If I recall, old Nvidia drivers allowed output resizing, but the latest available ones (which are rather old themselves, as NVidia stops supporting old cards with newer driver sets that have more options) that work for my card only allow repositioning of the output signal, so part of the screen is cut off.

The final solution was to tell VLC media player to output videos at 400:318 aspect ratio when in full screen to force a smaller width that I could then reposition to properly fit the screen. A rather inelegant solution, but it works.
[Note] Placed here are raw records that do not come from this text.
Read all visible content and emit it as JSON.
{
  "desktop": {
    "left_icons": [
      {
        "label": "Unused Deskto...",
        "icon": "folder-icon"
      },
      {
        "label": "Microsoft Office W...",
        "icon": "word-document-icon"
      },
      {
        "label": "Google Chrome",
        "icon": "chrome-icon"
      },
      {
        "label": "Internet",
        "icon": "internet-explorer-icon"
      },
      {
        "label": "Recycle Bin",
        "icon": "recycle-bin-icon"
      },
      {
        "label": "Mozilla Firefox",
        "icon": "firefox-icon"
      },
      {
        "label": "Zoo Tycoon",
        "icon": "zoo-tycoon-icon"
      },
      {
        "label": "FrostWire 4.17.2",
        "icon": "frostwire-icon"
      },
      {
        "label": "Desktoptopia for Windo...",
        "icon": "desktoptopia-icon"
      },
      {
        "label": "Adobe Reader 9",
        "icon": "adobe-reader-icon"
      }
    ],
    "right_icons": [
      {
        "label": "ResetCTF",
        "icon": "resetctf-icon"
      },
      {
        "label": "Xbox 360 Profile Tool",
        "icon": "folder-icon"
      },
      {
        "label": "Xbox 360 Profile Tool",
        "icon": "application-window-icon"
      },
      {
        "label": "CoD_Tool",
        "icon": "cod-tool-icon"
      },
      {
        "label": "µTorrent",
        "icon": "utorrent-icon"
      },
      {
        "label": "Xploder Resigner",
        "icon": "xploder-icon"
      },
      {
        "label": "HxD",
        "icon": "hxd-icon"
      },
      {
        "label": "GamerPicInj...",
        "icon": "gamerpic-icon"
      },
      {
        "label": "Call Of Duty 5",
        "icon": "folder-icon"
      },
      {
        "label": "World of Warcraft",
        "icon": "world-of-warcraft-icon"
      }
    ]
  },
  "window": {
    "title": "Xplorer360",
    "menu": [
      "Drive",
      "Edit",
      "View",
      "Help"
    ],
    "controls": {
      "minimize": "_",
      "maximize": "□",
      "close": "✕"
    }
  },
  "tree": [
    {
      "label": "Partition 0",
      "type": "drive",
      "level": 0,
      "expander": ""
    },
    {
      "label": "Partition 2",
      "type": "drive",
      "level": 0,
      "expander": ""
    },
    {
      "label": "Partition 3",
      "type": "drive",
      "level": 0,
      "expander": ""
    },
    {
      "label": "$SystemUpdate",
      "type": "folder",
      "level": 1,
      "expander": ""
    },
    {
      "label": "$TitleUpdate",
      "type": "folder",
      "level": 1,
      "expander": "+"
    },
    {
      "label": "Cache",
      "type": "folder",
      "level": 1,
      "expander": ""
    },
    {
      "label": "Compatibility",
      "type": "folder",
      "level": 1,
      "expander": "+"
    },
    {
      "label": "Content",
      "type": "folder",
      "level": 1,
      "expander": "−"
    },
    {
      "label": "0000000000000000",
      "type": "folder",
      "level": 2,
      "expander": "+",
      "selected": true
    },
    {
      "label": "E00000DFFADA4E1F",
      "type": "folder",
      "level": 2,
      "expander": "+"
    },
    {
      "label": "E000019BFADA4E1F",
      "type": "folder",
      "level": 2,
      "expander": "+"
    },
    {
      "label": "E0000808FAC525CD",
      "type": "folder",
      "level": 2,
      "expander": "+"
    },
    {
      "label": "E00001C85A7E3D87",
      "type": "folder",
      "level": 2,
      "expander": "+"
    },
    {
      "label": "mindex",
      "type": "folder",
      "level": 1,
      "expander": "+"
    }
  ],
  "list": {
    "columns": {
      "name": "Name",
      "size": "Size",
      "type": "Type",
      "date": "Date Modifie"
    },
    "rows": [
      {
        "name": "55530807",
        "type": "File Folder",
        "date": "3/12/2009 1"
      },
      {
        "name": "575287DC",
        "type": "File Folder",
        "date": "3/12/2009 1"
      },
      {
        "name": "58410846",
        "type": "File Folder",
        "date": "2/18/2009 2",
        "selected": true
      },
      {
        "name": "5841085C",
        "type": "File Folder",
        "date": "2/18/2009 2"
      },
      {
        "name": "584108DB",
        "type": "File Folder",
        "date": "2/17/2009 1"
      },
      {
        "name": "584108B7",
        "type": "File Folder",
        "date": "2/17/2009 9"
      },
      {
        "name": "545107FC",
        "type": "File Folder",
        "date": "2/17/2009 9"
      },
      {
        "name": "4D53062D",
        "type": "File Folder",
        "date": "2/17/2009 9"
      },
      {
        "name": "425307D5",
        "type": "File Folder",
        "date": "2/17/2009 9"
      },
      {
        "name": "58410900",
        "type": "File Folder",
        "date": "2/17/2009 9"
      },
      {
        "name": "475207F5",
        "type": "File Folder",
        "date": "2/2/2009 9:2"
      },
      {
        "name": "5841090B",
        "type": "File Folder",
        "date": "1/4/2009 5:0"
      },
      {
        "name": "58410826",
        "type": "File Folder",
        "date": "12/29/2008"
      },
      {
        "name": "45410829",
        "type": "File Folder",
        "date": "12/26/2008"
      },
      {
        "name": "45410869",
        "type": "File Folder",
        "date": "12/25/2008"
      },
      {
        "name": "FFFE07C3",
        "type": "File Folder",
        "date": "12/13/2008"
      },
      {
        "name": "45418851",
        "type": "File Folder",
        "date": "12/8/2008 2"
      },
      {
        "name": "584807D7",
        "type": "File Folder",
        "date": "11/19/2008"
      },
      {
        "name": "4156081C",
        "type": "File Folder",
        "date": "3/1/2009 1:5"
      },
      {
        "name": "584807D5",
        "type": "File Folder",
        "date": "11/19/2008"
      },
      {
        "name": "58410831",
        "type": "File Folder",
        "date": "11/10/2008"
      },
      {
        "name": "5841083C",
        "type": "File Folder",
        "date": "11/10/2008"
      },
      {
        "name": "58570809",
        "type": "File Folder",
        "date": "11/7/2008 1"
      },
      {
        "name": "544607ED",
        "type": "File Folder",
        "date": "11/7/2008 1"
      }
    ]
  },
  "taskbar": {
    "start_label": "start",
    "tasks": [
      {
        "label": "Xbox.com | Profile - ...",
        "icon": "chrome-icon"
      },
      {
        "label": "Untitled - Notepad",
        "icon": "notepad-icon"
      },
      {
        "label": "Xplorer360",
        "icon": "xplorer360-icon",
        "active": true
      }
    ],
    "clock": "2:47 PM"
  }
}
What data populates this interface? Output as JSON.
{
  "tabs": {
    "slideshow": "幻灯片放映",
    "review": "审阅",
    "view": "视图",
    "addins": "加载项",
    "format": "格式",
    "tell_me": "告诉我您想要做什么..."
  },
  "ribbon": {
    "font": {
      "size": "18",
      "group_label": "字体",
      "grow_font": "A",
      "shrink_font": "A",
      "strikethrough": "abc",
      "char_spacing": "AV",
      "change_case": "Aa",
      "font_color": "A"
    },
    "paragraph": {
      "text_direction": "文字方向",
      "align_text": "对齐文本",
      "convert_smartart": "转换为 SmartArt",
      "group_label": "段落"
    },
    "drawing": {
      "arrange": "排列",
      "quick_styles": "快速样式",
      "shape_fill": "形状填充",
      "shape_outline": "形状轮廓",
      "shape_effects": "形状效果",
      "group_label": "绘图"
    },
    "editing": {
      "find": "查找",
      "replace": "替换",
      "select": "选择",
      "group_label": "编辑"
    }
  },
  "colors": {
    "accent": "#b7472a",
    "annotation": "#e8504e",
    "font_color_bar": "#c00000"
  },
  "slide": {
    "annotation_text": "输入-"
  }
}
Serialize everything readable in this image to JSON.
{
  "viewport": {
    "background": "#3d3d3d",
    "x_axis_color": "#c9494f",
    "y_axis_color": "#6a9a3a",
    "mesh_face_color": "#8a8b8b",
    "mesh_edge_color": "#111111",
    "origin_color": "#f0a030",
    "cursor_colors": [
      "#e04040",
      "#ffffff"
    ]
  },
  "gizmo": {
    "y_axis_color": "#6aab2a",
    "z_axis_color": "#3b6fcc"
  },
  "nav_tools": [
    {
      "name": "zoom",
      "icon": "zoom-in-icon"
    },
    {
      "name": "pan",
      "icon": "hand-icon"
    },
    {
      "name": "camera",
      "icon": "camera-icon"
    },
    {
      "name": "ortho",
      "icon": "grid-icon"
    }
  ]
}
One of these days I’ll get myself a new TV :-).

Seagate dropped the bomb
When a long trusted company fails you

I’ve been a long time fan and user of Seagate hard drives, as they are the only brand that have consistently not failed me, like Maxtor, Western Digital, and others.  The first Seagate drive that I ever had die on me was almost 10 years after its first use.  This trend seems to however not follow to its FreeAgent external USB drive line.  I was a bit iffy on trying them out, as I had read online before buying that they had a seemingly high failure rate on arrival.  Low and behold, I ended up buying one from Office Depot around Thanksgiving, as $100 for 500 gigs seemed well worth it, and it was dead on arrival.  I think it ended up passing maybe 1 out of 5 trial formats.  So I swapped it out, tried another, and it was DOA too, passing its format and scandisk, but then failing out on multiple sectors when I tried to use it (I am super obsessive about data integrity).  So I gave up on those.  My fears since I had heard that Seagate bought out Maxtor, the probably lowest quality hard drives on market, had been confirmed, though probably for different reasons.  I did however recently buy a new SATA Seagate 500 gigger @ ~$100 and it seems to be working fine ^_^.

Random Trivia: Gigabyte is actually technically supposed to be pronounced “jigga-byte” as in jiggawatt from the Back to the Future movie(s).  The suffix has just been mispronounced for so long, no one seems to know that Back to the Future actually had it right :-).  I found this out after watching a video from the early 80s on hard drives, and then confirming from multiple dictionaries and sources.